A primeira tese de doutorado no Brasil dedicada exclusivamente ao capacete Elmo foi defendida no último dia 27 de agosto, pela pesquisadora Betina Santos Tomaz, dentro do Programa de Pós-Graduação em Ciências Médicas da Universidade Federal do Ceará. Integrante do Laboratório da Respiração (RespLab/UFC), a agora doutora investigou a adição de vazamentos expiratórios intencionais durante o uso do capacete para reduzir um problema cuja ocorrência é frequente: a reinalação de dióxido de carbono (CO₂).
“O capacete funciona como uma espécie de câmara em torno da cabeça e permite administrar oxigênio, pressões e volumes de ar para auxiliar pessoas com dificuldade respiratória, sem a necessidade de intubação. A reinalação acontece quando parte do ar já exalado pelo paciente, rico em CO₂, que deveria ser eliminado do corpo, permanece preso dentro do capacete e acaba sendo inalado novamente. É como respirar de volta um ar ‘usado’”, explica Betina.
A reinalação pode trazer consequências indesejadas ao paciente, desde sonolência, dor de cabeça, confusão mental até agravamento da insuficiência respiratória, caso o CO₂ se acumule no organismo. “Para enfrentar esse problema, testamos uma estratégia simples: criar uma saída controlada de ar no capacete, de modo que o ar exalado não fique acumulado. Esse ‘escape’ favorece a renovação do ar dentro da interface, garantindo que o paciente respire um ar mais limpo, com menos CO₂”, resume a pesquisadora.
O estudo foi realizado em voluntários saudáveis, com o capacete Elmo acoplado tanto a ventiladores portáteis (de circuito único) quanto a ventiladores de UTI (de circuito duplo). Parte da pesquisa foi desenvolvida na Universidade do Porto, em Portugal, com bolsa de doutorado sanduíche financiada pela Fundação Cearense de Apoio ao Desenvolvimento Científico e Tecnológico (Funcap), sob orientação do professor Miguel Ramalho Souto Gonçalves, da Faculdade de Medicina da Universidade do Porto (FMUP).

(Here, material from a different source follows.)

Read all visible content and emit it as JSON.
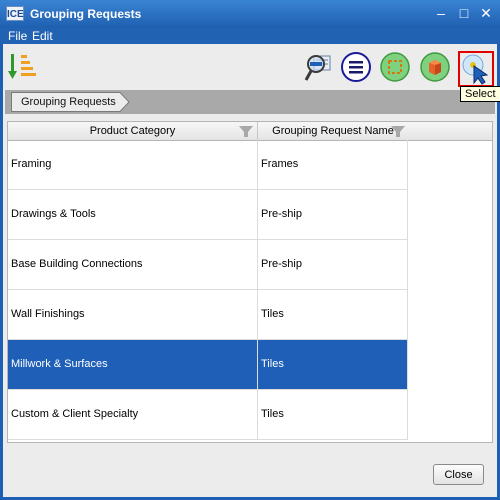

Os resultados mostraram que os vazamentos expiratórios adicionados reduziram significativamente a reinalação de CO₂ em todas as condições avaliadas, chegando quase a eliminar o problema quando usados em ventiladores de UTI. O próximo passo envolve estudos diretamente com pacientes.
Capacte Elmo
Criado no primeiro ano da pandemia de covid-19, em 2020, o capacete Elmo foi usado em pacientes com insuficiência respiratória, ligado diretamente a uma fonte de oxigênio e ar comprimido, diminuindo a necessidade de ventiladores mecânicos e reduzindo em 60% a demanda por internação em leitos de UTI, num contexto de sistemas de saúde sobrecarregados.
De lá para cá o dispositivo foi alvo de diferentes estudos, mas, segundo Betina, sua pesquisa, orientada pelos professores Eanes Delgado Barros Pereira e Marcelo Alcantara Holanda, representa um passo a mais, ao testar o uso do capacete junto a ventiladores mecânicos. “Isso abre novas possibilidades de tratamento e permite que ele seja usado não só em pacientes com convid-19, mas com outras doenças respiratórias”, pontua.
“Até então, nenhum estudo havia avaliado de forma sistemática o impacto da adição de vazamentos expiratórios intencionais na redução da reinalação de dióxido de carbono dentro do capacete Elmo. Esse aspecto é fundamental, porque a reinalação de CO₂ é uma das principais limitações desse tipo de interface. Demonstrar que é possível minimizar ou até eliminar esse problema traz uma nova dimensão para o uso seguro e eficiente com outros ventiladores mecânicos”, reforça a autora.
Apoio internacional
A etapa do trabalho realizada em Portugal ocorreu por meio da seleção do projeto no Edital 08/2023 – Funcap/Internacionalização. Na Universidade do Porto o capacete Elmo foi testado com ventiladores mecânicos de alta performance, incluindo os de UTI de circuito duplo, e teve seu desempenho avaliado em diferentes condições.
“Isso abriu espaço para que o Elmo fosse estudado também em contexto internacional, com possibilidade futura de uso em populações estrangeiras e de construção conjunta de artigos e novos produtos em colaboração com outros centros de pesquisa”, detalha Betina.
“O edital Funcap/Internacionalização amplia a formação dos estudantes, promove a troca de conhecimento e coloca a ciência produzida no Ceará em diálogo com o que há de mais avançado no mundo”, reconhece.